Indoor cycling is one of the many forms of exercise that can be done at home. This workout offers a lot of physical and mental benefits, including burning tons of calories. Aside from the obvious benefits you can get from this exercise, many people choose this exercise simply because it’s fun and stress relieving.

Physical Benefit

Indoor cycling can do so much wonders for your body. Doing this workout will is only great for your figure, it also increase your energy levels.

1.    Improved cardiovascular health. Being physically inactive can affect your cardiovascular health, it can even lead to cardiovascular problems. The British Heart Foundation advises all healthy adults between the ages of 18 and 65 to do at least twenty minutes of moderate strength workouts 5 days each week. Cycling is one of the recommended activities, because it can be practiced even by beginners!

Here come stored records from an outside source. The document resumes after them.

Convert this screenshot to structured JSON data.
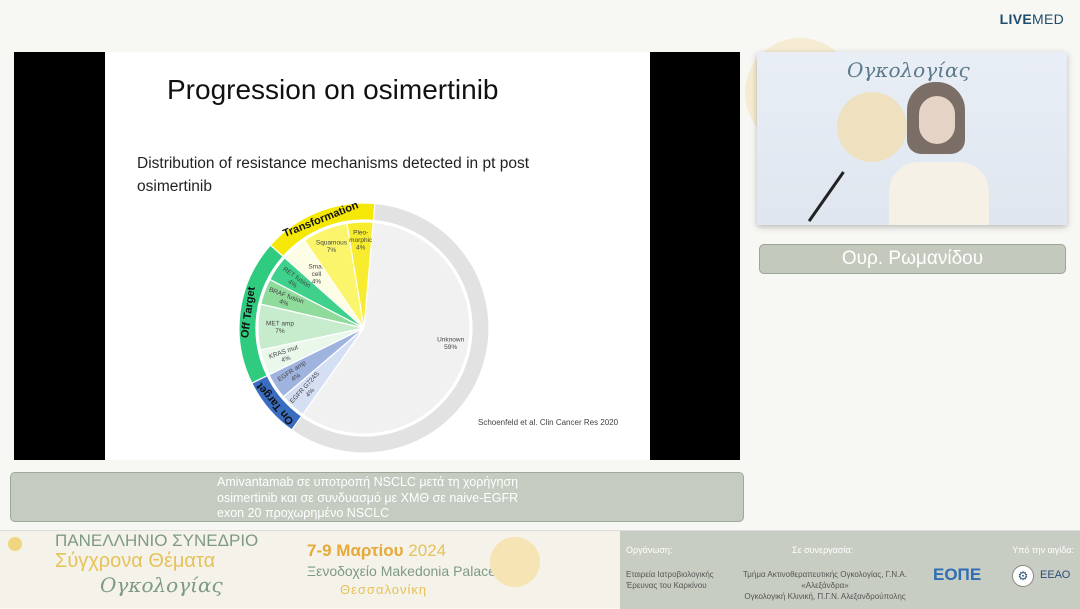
{
  "header": {
    "brand_bold": "LIVE",
    "brand_light": "MED"
  },
  "slide": {
    "title": "Progression on osimertinib",
    "subtitle": "Distribution of resistance mechanisms detected in pt post osimertinib",
    "citation": "Schoenfeld et al. Clin Cancer Res 2020"
  },
  "chart_data": {
    "type": "pie",
    "subtype": "sunburst",
    "groups": [
      {
        "name": "",
        "color": "#e2e2e2",
        "items": [
          {
            "label": "Unknown",
            "value": 59,
            "color": "#f1f1f1"
          }
        ]
      },
      {
        "name": "On Target",
        "color": "#3a6cbf",
        "items": [
          {
            "label": "EGFR G724S",
            "value": 4,
            "color": "#d5dff4"
          },
          {
            "label": "EGFR amp",
            "value": 4,
            "color": "#9fb3df"
          }
        ]
      },
      {
        "name": "Off Target",
        "color": "#2fcb7f",
        "items": [
          {
            "label": "KRAS mut",
            "value": 4,
            "color": "#eaf8ec"
          },
          {
            "label": "MET amp",
            "value": 7,
            "color": "#c6eccd"
          },
          {
            "label": "BRAF fusion",
            "value": 4,
            "color": "#8edb9c"
          },
          {
            "label": "RET fusion",
            "value": 4,
            "color": "#3fd08b"
          }
        ]
      },
      {
        "name": "Transformation",
        "color": "#f6e806",
        "items": [
          {
            "label": "Small cell",
            "value": 4,
            "color": "#fdfde6"
          },
          {
            "label": "Squamous",
            "value": 7,
            "color": "#fbf56c"
          },
          {
            "label": "Pleo-morphic",
            "value": 4,
            "color": "#f7ec2e"
          }
        ]
      }
    ],
    "unit": "%"
  },
  "camera": {
    "backdrop_text": "Ογκολογίας"
  },
  "speaker": {
    "name": "Ουρ. Ρωμανίδου"
  },
  "caption": {
    "lines": [
      "Amivantamab σε υποτροπή NSCLC μετά τη χορήγηση",
      "osimertinib και σε συνδυασμό με ΧΜΘ σε naive-EGFR",
      "exon 20 προχωρημένο NSCLC"
    ]
  },
  "banner": {
    "title1": "ΠΑΝΕΛΛΗΝΙΟ ΣΥΝΕΔΡΙΟ",
    "title2": "Σύγχρονα Θέματα",
    "title3": "Ογκολογίας",
    "dates": "7-9 Μαρτίου",
    "year": "2024",
    "venue": "Ξενοδοχείο Makedonia Palace",
    "city": "Θεσσαλονίκη",
    "org_heading": "Οργάνωση:",
    "org_text": [
      "Εταιρεία Ιατροβιολογικής",
      "Έρευνας του Καρκίνου"
    ],
    "collab_heading": "Σε συνεργασία:",
    "collab_text": [
      "Τμήμα Ακτινοθεραπευτικής Ογκολογίας, Γ.Ν.Α. «Αλεξάνδρα»",
      "Ογκολογική Κλινική, Π.Γ.Ν. Αλεξανδρούπολης"
    ],
    "aegis_heading": "Υπό την αιγίδα:",
    "logo1": "ΕΟΠΕ",
    "logo2": "ΕΕΑΟ"
  }
}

2.    Good for the back. Indoor cycling is a low-impact aerobic workout that’s good for the back. With this exercise, you will stay seated during the whole activity, so this removes the weight off your body. Also, indoor cycling for at least 30 minutes triggers the production of endorphins in your body. Endorphins are pain killers of the body, thus eliminating the need to take medication for chronic back pain.

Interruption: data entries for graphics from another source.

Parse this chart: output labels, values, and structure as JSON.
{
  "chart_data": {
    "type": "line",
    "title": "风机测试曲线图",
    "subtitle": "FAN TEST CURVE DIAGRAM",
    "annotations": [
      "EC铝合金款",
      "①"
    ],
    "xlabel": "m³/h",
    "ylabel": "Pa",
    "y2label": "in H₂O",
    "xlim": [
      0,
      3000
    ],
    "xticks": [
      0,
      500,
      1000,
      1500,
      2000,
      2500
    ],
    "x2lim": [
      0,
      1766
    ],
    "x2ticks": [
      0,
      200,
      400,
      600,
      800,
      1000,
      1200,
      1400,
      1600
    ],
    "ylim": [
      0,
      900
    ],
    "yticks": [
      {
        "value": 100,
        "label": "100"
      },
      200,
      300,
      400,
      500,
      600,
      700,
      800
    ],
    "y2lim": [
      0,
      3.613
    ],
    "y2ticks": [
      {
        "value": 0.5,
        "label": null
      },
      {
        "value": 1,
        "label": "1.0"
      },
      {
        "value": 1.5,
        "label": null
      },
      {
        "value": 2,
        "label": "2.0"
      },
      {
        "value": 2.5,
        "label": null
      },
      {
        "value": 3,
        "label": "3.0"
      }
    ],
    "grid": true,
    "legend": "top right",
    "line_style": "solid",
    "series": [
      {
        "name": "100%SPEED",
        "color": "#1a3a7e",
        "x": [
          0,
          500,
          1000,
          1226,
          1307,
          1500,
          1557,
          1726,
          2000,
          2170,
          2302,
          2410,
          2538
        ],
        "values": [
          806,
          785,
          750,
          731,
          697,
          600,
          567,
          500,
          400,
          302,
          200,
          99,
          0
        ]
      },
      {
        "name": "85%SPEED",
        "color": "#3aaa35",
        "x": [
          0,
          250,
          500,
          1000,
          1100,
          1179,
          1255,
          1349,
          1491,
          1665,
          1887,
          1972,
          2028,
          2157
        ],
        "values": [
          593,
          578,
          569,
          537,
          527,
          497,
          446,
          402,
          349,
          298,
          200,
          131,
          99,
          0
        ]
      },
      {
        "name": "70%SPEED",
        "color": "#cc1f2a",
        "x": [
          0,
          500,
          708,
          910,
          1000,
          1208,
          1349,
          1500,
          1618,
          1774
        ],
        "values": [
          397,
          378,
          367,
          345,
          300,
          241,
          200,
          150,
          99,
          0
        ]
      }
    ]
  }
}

3.    Builds leg strength. This workout is also great for toning and building lower body strength, most especially in the muscle tendons, quadriceps, buttocks, and calves. This exercise also improves leg strength, without the dangers posed by weight lifting exercises.

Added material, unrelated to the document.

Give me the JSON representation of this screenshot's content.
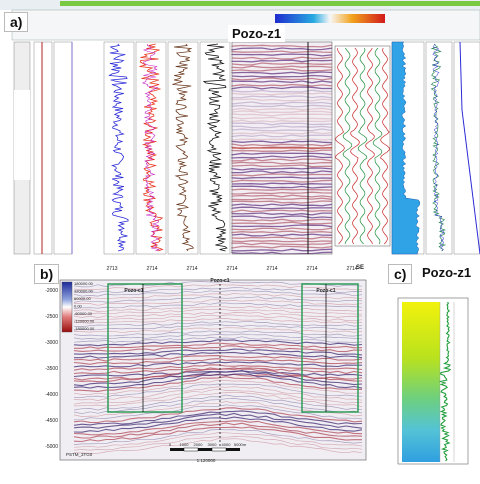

4.    Burns calories. A person who weighs 150 pounds and joins a 45-minute indoor cycling session can burn over 360 calories- in just one session! This is why this workout is a popular choice for a lot of people who want to lose weight quickly.

5.    Great for walkers. This activity is also great for those who enjoy walking. Cycling improves hand and body coordination, which then prevents possible injuries when walking. It also builds strength in the lower body and helps prevents the legs from getting too exhausted. Most importantly, it strengthens the core of your body and helps improve your posture.

Mental and Emotional Benefits

You might be surprised to know that indoor cycling offers more than just physical benefits. Performing this exercise can do a lot for your mind too. These include:

1.    Anxiety and stress relief
2.    Eases depression symptoms
3.    Boosts you self-esteem and confidence
4.    Enhances your ability to imagine and concentrate on a particular goal

Indoor cycling offers a variety of physical, mental, and emotional benefits for adults of any age. For those who want to get in shape and have fun, this work out is definitely a good choice. Make sure that you choose the right equipment and bicycle properly to receive the full benefits of this activity.